Advent is the time the church prepares for the coming of King Jesus at the Christ Mass.
We are excited for the simple reason that our secular princes always let us down. Christians are the most hard headed of people. We know that nobody can be trusted, because we don't trust ourselves.
Weirdly that does not make us bitter or cynical, because we always are in love with God and His creation. A lover may know his lover falls short of the mark, but he loves her anyway. What choice does he have? Love is not reasonable that way.
And yet we long for a world where the hero is really a hero and the prince is really princely.
We are sick of cynicism and discovering the feet of clay we know are there, but dread finding. We long for Emmanuel, God with us. We long with the rational hope of those who know there is a hunger that must be satisfied, but who have never found anybody to satisfy it. We know the Real King is coming at Christmas and we cannot wait.

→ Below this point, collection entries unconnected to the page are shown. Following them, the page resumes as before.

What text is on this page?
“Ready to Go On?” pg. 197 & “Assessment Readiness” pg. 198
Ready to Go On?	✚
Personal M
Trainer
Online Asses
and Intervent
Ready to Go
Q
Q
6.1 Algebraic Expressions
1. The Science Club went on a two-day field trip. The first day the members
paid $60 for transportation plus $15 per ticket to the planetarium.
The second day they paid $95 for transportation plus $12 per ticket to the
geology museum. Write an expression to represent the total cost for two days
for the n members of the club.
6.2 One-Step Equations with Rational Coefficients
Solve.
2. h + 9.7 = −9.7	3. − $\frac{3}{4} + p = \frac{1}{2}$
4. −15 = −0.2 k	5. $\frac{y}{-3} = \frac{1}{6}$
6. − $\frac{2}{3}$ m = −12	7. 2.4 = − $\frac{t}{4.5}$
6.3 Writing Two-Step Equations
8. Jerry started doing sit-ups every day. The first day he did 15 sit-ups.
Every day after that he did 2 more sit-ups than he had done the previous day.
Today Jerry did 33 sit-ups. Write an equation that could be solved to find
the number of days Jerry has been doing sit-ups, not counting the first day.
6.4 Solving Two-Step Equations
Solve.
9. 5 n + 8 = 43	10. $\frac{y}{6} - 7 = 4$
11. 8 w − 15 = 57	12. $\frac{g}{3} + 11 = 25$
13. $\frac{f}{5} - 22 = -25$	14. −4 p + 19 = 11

We celebrate the first coming so heartily, I think, because we long for the second coming so mightily. Come King Jesus and deliver us from the rule of fallen men and women who fall short of even the lowest expectations.

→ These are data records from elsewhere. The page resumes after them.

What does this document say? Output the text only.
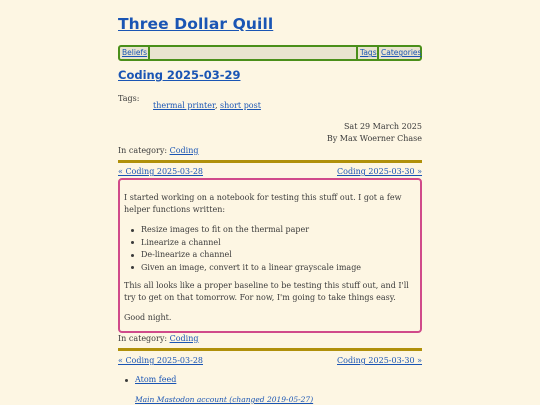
Three Dollar Quill
Beliefs	Tags Categories
Coding 2025-03-29
Tags:
thermal printer, short post
Sat 29 March 2025
By Max Woerner Chase
In category: Coding
« Coding 2025-03-28	Coding 2025-03-30 »

I started working on a notebook for testing this stuff out. I got a few helper functions written:

Resize images to fit on the thermal paper
Linearize a channel
De-linearize a channel
Given an image, convert it to a linear grayscale image

This all looks like a proper baseline to be testing this stuff out, and I'll try to get on that tomorrow. For now, I'm going to take things easy.

Good night.

In category: Coding
« Coding 2025-03-28	Coding 2025-03-30 »
Atom feed
Main Mastodon account (changed 2019-05-27)
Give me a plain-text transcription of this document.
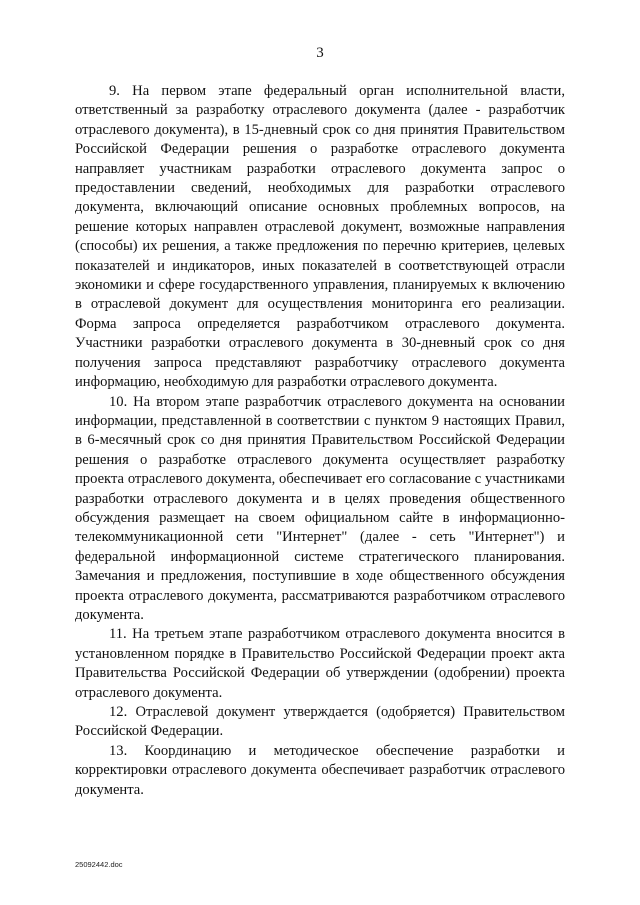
3

9. На первом этапе федеральный орган исполнительной власти, ответственный за разработку отраслевого документа (далее - разработчик отраслевого документа), в 15-дневный срок со дня принятия Правительством Российской Федерации решения о разработке отраслевого документа направляет участникам разработки отраслевого документа запрос о предоставлении сведений, необходимых для разработки отраслевого документа, включающий описание основных проблемных вопросов, на решение которых направлен отраслевой документ, возможные направления (способы) их решения, а также предложения по перечню критериев, целевых показателей и индикаторов, иных показателей в соответствующей отрасли экономики и сфере государственного управления, планируемых к включению в отраслевой документ для осуществления мониторинга его реализации. Форма запроса определяется разработчиком отраслевого документа. Участники разработки отраслевого документа в 30-дневный срок со дня получения запроса представляют разработчику отраслевого документа информацию, необходимую для разработки отраслевого документа.

10. На втором этапе разработчик отраслевого документа на основании информации, представленной в соответствии с пунктом 9 настоящих Правил, в 6-месячный срок со дня принятия Правительством Российской Федерации решения о разработке отраслевого документа осуществляет разработку проекта отраслевого документа, обеспечивает его согласование с участниками разработки отраслевого документа и в целях проведения общественного обсуждения размещает на своем официальном сайте в информационно-телекоммуникационной сети "Интернет" (далее - сеть "Интернет") и федеральной информационной системе стратегического планирования. Замечания и предложения, поступившие в ходе общественного обсуждения проекта отраслевого документа, рассматриваются разработчиком отраслевого документа.

11. На третьем этапе разработчиком отраслевого документа вносится в установленном порядке в Правительство Российской Федерации проект акта Правительства Российской Федерации об утверждении (одобрении) проекта отраслевого документа.

12. Отраслевой документ утверждается (одобряется) Правительством Российской Федерации.

13. Координацию и методическое обеспечение разработки и корректировки отраслевого документа обеспечивает разработчик отраслевого документа.

25092442.doc
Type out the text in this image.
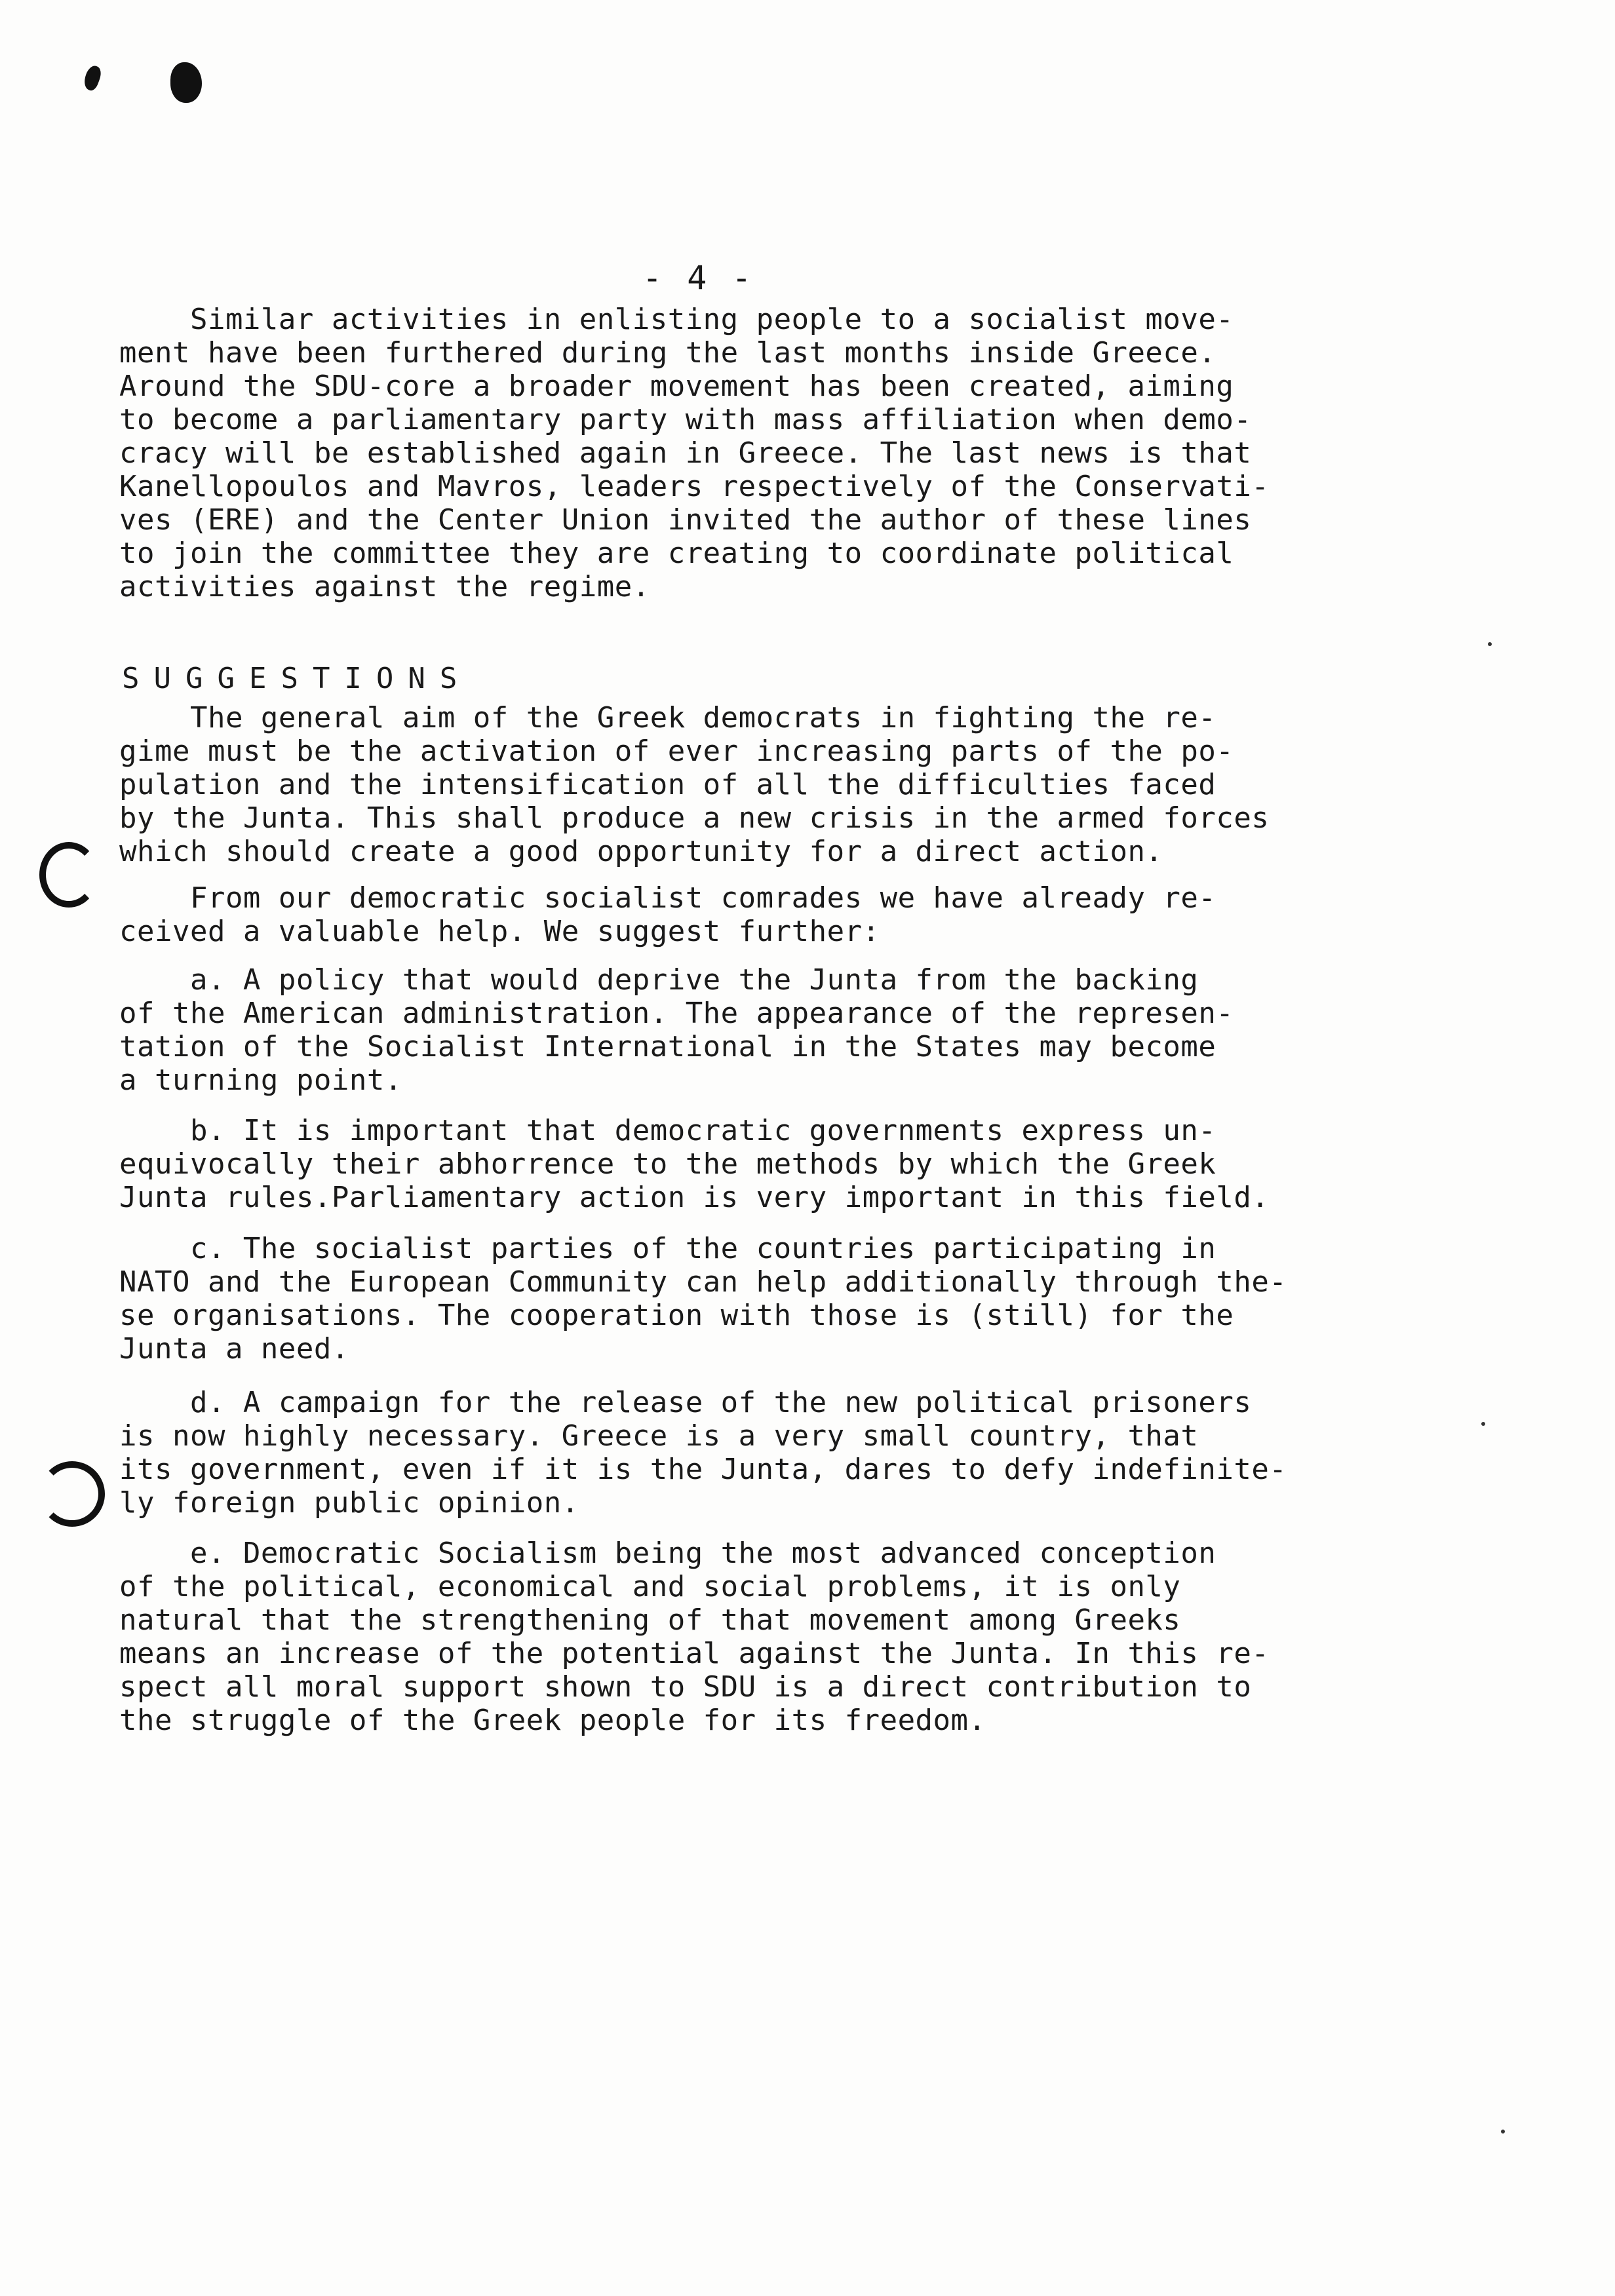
- 4 -
Similar activities in enlisting people to a socialist move-
ment have been furthered during the last months inside Greece.
Around the SDU-core a broader movement has been created, aiming
to become a parliamentary party with mass affiliation when demo-
cracy will be established again in Greece. The last news is that
Kanellopoulos and Mavros, leaders respectively of the Conservati-
ves (ERE) and the Center Union invited the author of these lines
to join the committee they are creating to coordinate political
activities against the regime.
SUGGESTIONS
The general aim of the Greek democrats in fighting the re-
gime must be the activation of ever increasing parts of the po-
pulation and the intensification of all the difficulties faced
by the Junta. This shall produce a new crisis in the armed forces
which should create a good opportunity for a direct action.
From our democratic socialist comrades we have already re-
ceived a valuable help. We suggest further:
a. A policy that would deprive the Junta from the backing
of the American administration. The appearance of the represen-
tation of the Socialist International in the States may become
a turning point.
b. It is important that democratic governments express un-
equivocally their abhorrence to the methods by which the Greek
Junta rules.Parliamentary action is very important in this field.
c. The socialist parties of the countries participating in
NATO and the European Community can help additionally through the-
se organisations. The cooperation with those is (still) for the
Junta a need.
d. A campaign for the release of the new political prisoners
is now highly necessary. Greece is a very small country, that
its government, even if it is the Junta, dares to defy indefinite-
ly foreign public opinion.
e. Democratic Socialism being the most advanced conception
of the political, economical and social problems, it is only
natural that the strengthening of that movement among Greeks
means an increase of the potential against the Junta. In this re-
spect all moral support shown to SDU is a direct contribution to
the struggle of the Greek people for its freedom.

Come, oh come, Emmanuel and rescue captive Israel.
The giving of gifts at Christmas has become ugly and sordid. We are encouraged to buy things we cannot afford and to give things nobody in their right minds would really want, but there is a good behind the gift giving. We want to make happy people we love and mistakenly believe gifts can do it. Gifts are just the outward sign of what we should be giving them inwardly, but we go on doing the outer act even when the real inner reality is missing.
We love so much that we wish that things were the way they should be instead of the way they are.
I think the aspiration is something and those that mock it are foolish. The most foolish gift given this Christmas is at least a gift. It is full of bad motives. It is selfish more than it is altruistic. It is base more than it is sublime, but there is some charity in it.
So little we do has any charity at all that this small act of giving looms large to us. It is a good thing, or at least a partially good thing, in the midst of near total depravity. We celebrate the first coming as a down payment of the second.
Come, King Jesus! Deliver us from EU bureaucrats, from hypocrites in the religious right and idiots in the religious left. Save us from Obama, Palin and ourselves. We know that we are not the One we are waiting for, because if we were there would be not hope at all.
You are the One we are waiting for.
Come, oh come Emmanuel, and rescue captive Israel.